2) Quali differenze assistenziali e professionali hai notato tra la tua esperienza italiana di tirocinio e quella inglese di lavoro?

 

Lavoro in una clinica privata con 120 pazienti: la metà di questi sono psichiatrici e l'altra metà completamente dipendenti per diverse patologie e menomazioni fisiche, ma cerebralmente attivi. C'è un'attenzione e un rispetto nei confronti del paziente quasi maniacale (in senso positivo) e la contenzione è stata completamente abolita per cui anche pazienti "potenzialmente pericolosi" sono liberi e seguiti in ogni passo da un "care assistent" h 24. Questo mi ha particolarmente colpito. Per il resto molte delle procedure sono uguali.

 

3) Cosa ti senti di suggerire ai colleghi italiani che vogliono emigrare in Inghilterra?

 

Io consiglio assolutamente se sono delle persone ambiziose, aperte (verso una cultura comunque differente) e hanno voglia di mettersi in gioco, le differenze ci sono è indiscutibile ma si vive molto bene.

 

4) In quale reparto lavori e di cosa ti occupi?

 

Come dicevo sono in una clinica privata, meglio dire un gruppo, Prime Life, con 60 cliniche in Inghilterra.
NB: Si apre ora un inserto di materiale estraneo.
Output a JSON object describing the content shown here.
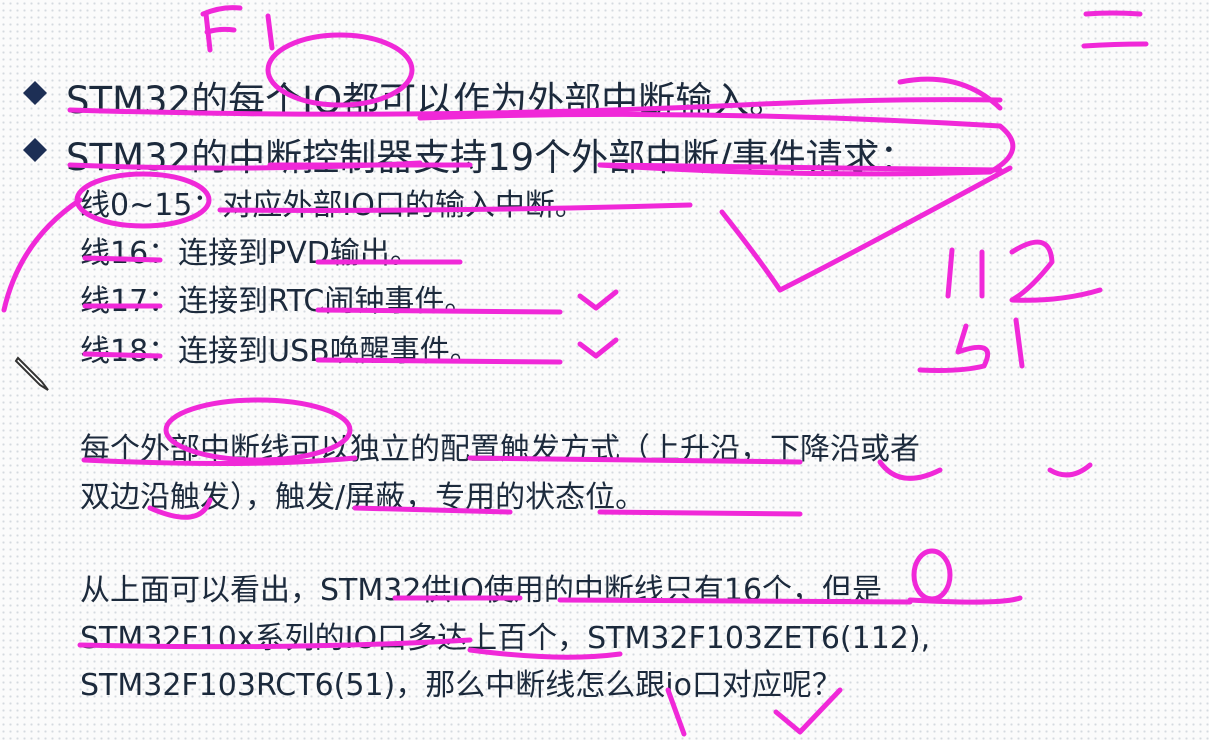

Il mio ruolo è quello dell'assistenza completa del paziente: somministrazione farmaci, gestione del Care Plan, organizzazione delle visite mediche, ordine e gestione della farmacia e organizzazione per il supporto dei Care Assistent (cioè l'Oss).

 

5) Come sei stata accolta al tuo arrivo in terra inglese?

 

Sono stata abbastanza soddisfatta dell'accoglienza ricevuta, mi hanno supportato in tutto, dalla lingua al lavoro stesso, alla parte burocratica e al non farmi sentire"straniera", ma parte del loro gruppo. Sarò stata fortunata a primo colpo? Forse, ma in fondo me lo sono anche guadagnato! Con immensa soddisfazione, saluti dall’Inghilterra!